Our lawmakers voted for annual raises (along with an 18 percent raise) in 1995.

Republican Gov. Tom Ridge, who as a candidate pledged not to sign a pay-raise bill, signed it into law his first year in office.

Now, I don't want to leave the impression that nothing's happening during this month in which lawmakers are paid while not in session or even sworn in.

To the contrary. Many are filing memoranda seeking support for bills to introduce next month.

What's on their minds?

Philly Democratic Sen. Larry Farnese wants legal shipment of wine from in-state or out-of-state wineries right to your home. And Montco Republican Sen. Stewart Greenleaf wants to tag beer kegs to catch anyone buying kegs for minors.

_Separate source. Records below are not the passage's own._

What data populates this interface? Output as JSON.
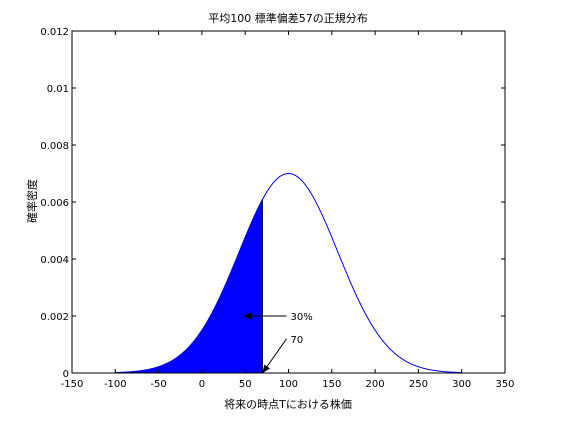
{
  "chart_data": {
    "type": "area",
    "title": "平均100 標準偏差57の正規分布",
    "xlabel": "将来の時点Tにおける株価",
    "ylabel": "確率密度",
    "xlim": [
      -150,
      350
    ],
    "ylim": [
      0,
      0.012
    ],
    "xticks": [
      -150,
      -100,
      -50,
      0,
      50,
      100,
      150,
      200,
      250,
      300,
      350
    ],
    "xtick_labels": [
      "-150",
      "-100",
      "-50",
      "0",
      "50",
      "100",
      "150",
      "200",
      "250",
      "300",
      "350"
    ],
    "yticks": [
      0,
      0.002,
      0.004,
      0.006,
      0.008,
      0.01,
      0.012
    ],
    "ytick_labels": [
      "0",
      "0.002",
      "0.004",
      "0.006",
      "0.008",
      "0.01",
      "0.012"
    ],
    "grid": false,
    "distribution": {
      "mean": 100,
      "std": 57
    },
    "series": [
      {
        "line_x": [
          -100,
          -75,
          -50,
          -25,
          0,
          25,
          50,
          75,
          100,
          125,
          150,
          175,
          200,
          225,
          250,
          275,
          300
        ],
        "line_y": [
          0.0,
          0.0001,
          0.0002,
          0.0006,
          0.0014,
          0.0029,
          0.0048,
          0.0063,
          0.007,
          0.0063,
          0.0048,
          0.0029,
          0.0014,
          0.0006,
          0.0002,
          0.0001,
          0.0
        ],
        "color": "#0000ff"
      }
    ],
    "shaded_region": {
      "from": -100,
      "to": 70,
      "color": "#0000ff",
      "percent": 30
    },
    "annotations": [
      {
        "text": "30%",
        "point_x": 48,
        "point_y": 0.002,
        "text_x": 100,
        "text_y": 0.002
      },
      {
        "text": "70",
        "point_x": 70,
        "point_y": 0,
        "text_x": 100,
        "text_y": 0.0012
      }
    ]
  }
}
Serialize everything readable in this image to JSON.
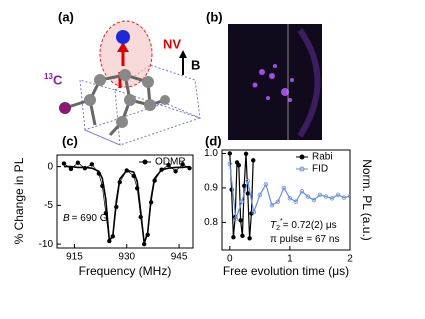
{
  "panels": {
    "a": {
      "label": "(a)",
      "nv": "NV",
      "isotope_mass": "13",
      "isotope_element": "C",
      "field": "B"
    },
    "b": {
      "label": "(b)"
    }
  },
  "chart_data": [
    {
      "type": "line",
      "panel_label": "(c)",
      "xlabel": "Frequency (MHz)",
      "ylabel": "% Change in PL",
      "xlim": [
        910,
        949
      ],
      "ylim": [
        -10.5,
        1.5
      ],
      "xticks": [
        915,
        930,
        945
      ],
      "yticks": [
        -10,
        -5,
        0
      ],
      "legend": "upper right",
      "annotations": [
        {
          "italic": "B",
          "text": "= 690 G"
        }
      ],
      "x": [
        912,
        914,
        916,
        918,
        920,
        922,
        923,
        924,
        925,
        926,
        927,
        928,
        930,
        932,
        933,
        934,
        935,
        936,
        937,
        938,
        940,
        942,
        944,
        946,
        948
      ],
      "series": [
        {
          "name": "ODMR",
          "color": "#000000",
          "marker": "filled",
          "values": [
            0.4,
            -0.3,
            0.5,
            -0.2,
            0.3,
            -0.9,
            -2.5,
            -6.0,
            -9.6,
            -9.0,
            -5.2,
            -2.0,
            -0.5,
            -1.2,
            -2.8,
            -6.5,
            -10.0,
            -8.8,
            -4.6,
            -1.8,
            -0.4,
            0.2,
            -0.6,
            0.3,
            -0.2
          ],
          "fit": [
            0,
            0,
            -0.1,
            -0.1,
            -0.2,
            -0.6,
            -1.5,
            -4.2,
            -9.5,
            -9.0,
            -4.5,
            -1.6,
            -0.5,
            -0.7,
            -1.9,
            -5.8,
            -9.9,
            -8.5,
            -4.0,
            -1.5,
            -0.4,
            -0.2,
            -0.1,
            -0.1,
            0
          ]
        }
      ]
    },
    {
      "type": "line",
      "panel_label": "(d)",
      "xlabel": "Free evolution time (μs)",
      "ylabel": "Norm. PL (a.u.)",
      "xlim": [
        -0.13,
        2.0
      ],
      "ylim": [
        0.72,
        1.01
      ],
      "xticks": [
        0,
        1,
        2
      ],
      "yticks": [
        0.8,
        0.9,
        {
          "value": 1,
          "label": "1.0"
        }
      ],
      "legend": "upper right",
      "annotations": [
        {
          "symbol": "T",
          "sub": "2",
          "sup": "*",
          "text": "= 0.72(2) μs"
        },
        {
          "text": "π pulse = 67 ns"
        }
      ],
      "series": [
        {
          "name": "Rabi",
          "color": "#000000",
          "marker": "filled",
          "x": [
            0,
            0.03,
            0.06,
            0.09,
            0.12,
            0.15,
            0.18,
            0.21,
            0.24,
            0.27,
            0.3,
            0.33,
            0.36,
            0.39
          ],
          "values": [
            1.0,
            0.895,
            0.757,
            0.816,
            0.974,
            0.966,
            0.806,
            0.761,
            0.906,
            0.999,
            0.884,
            0.754,
            0.826,
            0.98
          ]
        },
        {
          "name": "FID",
          "color": "#6a8fe0",
          "marker": "open",
          "x": [
            0,
            0.1,
            0.2,
            0.3,
            0.4,
            0.5,
            0.6,
            0.7,
            0.8,
            0.9,
            1.0,
            1.1,
            1.2,
            1.3,
            1.4,
            1.5,
            1.6,
            1.7,
            1.8,
            1.9,
            2.0
          ],
          "values": [
            0.97,
            0.81,
            0.86,
            0.92,
            0.83,
            0.88,
            0.91,
            0.85,
            0.86,
            0.9,
            0.87,
            0.86,
            0.89,
            0.875,
            0.865,
            0.88,
            0.875,
            0.87,
            0.88,
            0.872,
            0.876
          ]
        }
      ]
    }
  ]
}
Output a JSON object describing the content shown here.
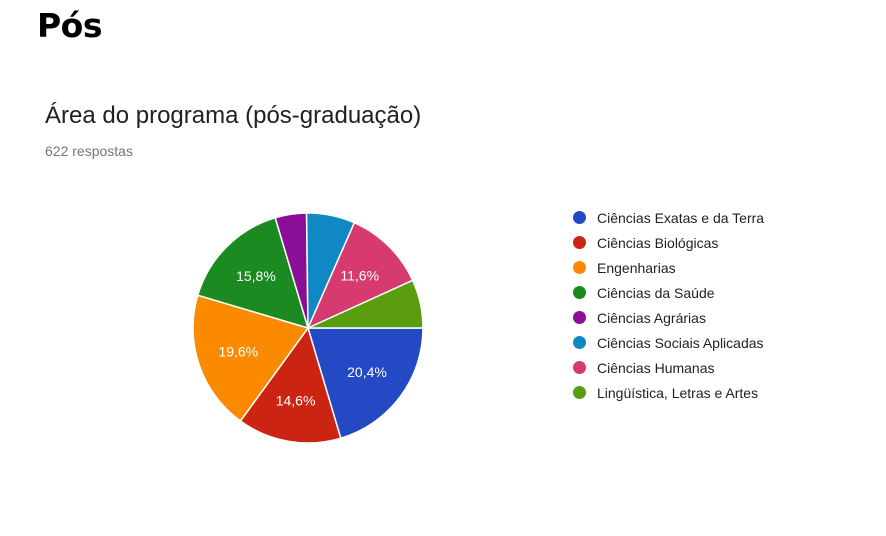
{
  "page": {
    "heading": "Pós"
  },
  "chart_data": {
    "type": "pie",
    "title": "Área do programa (pós-graduação)",
    "subtitle": "622 respostas",
    "legend_position": "right",
    "slices": [
      {
        "name": "Ciências Exatas e da Terra",
        "value": 20.4,
        "label": "20,4%",
        "color": "#2449c4"
      },
      {
        "name": "Ciências Biológicas",
        "value": 14.6,
        "label": "14,6%",
        "color": "#cc2412"
      },
      {
        "name": "Engenharias",
        "value": 19.6,
        "label": "19,6%",
        "color": "#fb8a00"
      },
      {
        "name": "Ciências da Saúde",
        "value": 15.8,
        "label": "15,8%",
        "color": "#1a8a21"
      },
      {
        "name": "Ciências Agrárias",
        "value": 4.4,
        "label": "",
        "color": "#8a0f96"
      },
      {
        "name": "Ciências Sociais Aplicadas",
        "value": 6.8,
        "label": "",
        "color": "#0f88c3"
      },
      {
        "name": "Ciências Humanas",
        "value": 11.6,
        "label": "11,6%",
        "color": "#d63a6e"
      },
      {
        "name": "Lingüística, Letras e Artes",
        "value": 6.8,
        "label": "",
        "color": "#5a9e0f"
      }
    ]
  }
}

But it's not all about booze. There are ideas to punish profligate pols.

Sen. Rob Teplitz, D-Dauphin County, and Sen. Randy Vulakovich, R-Allegheny County, want lawmakers' pay suspended if the budget's late. And Rep. Brad Roae, R-Crawford County, (bless him) wants to kill lawmakers' automatic raises.

Philly Democratic Sen. Anthony Hardy Williams wants state judges to be appointed rather than elected. And Sen. Lloyd Smucker, R-Lancaster County, has a gift ban for lawmakers and other public officials.

Of course, there's gun stuff.

Philly Democratic Sen. Tina Tartaglione wants to require reporting of lost or stolen firearms. And Rep. Daryl Metcalfe, R-Butler County, is drafting a Right to Bear Arms Protection Act to prohibit new federal regulations on guns or ammo.

Much of this stuff is retread, and most of it will fall flat.

But one with - I suspect - public appeal comes from Sen. Dominic Pileggi, R-Chester County: Expand our telemarketers' do-not-call list to political candidates, political parties and other political groups.

Don't know if this has anything to do with Pileggi's ouster by fellow pols as Senate GOP leader. Don't care. It's a great idea.

But then, so are campaign-finance reform, redistricting reform, compensation reform, cutting the size of the House and Senate, etc., etc.

There are tons of good ideas.

Just too bad that your Legislature is an ideas graveyard.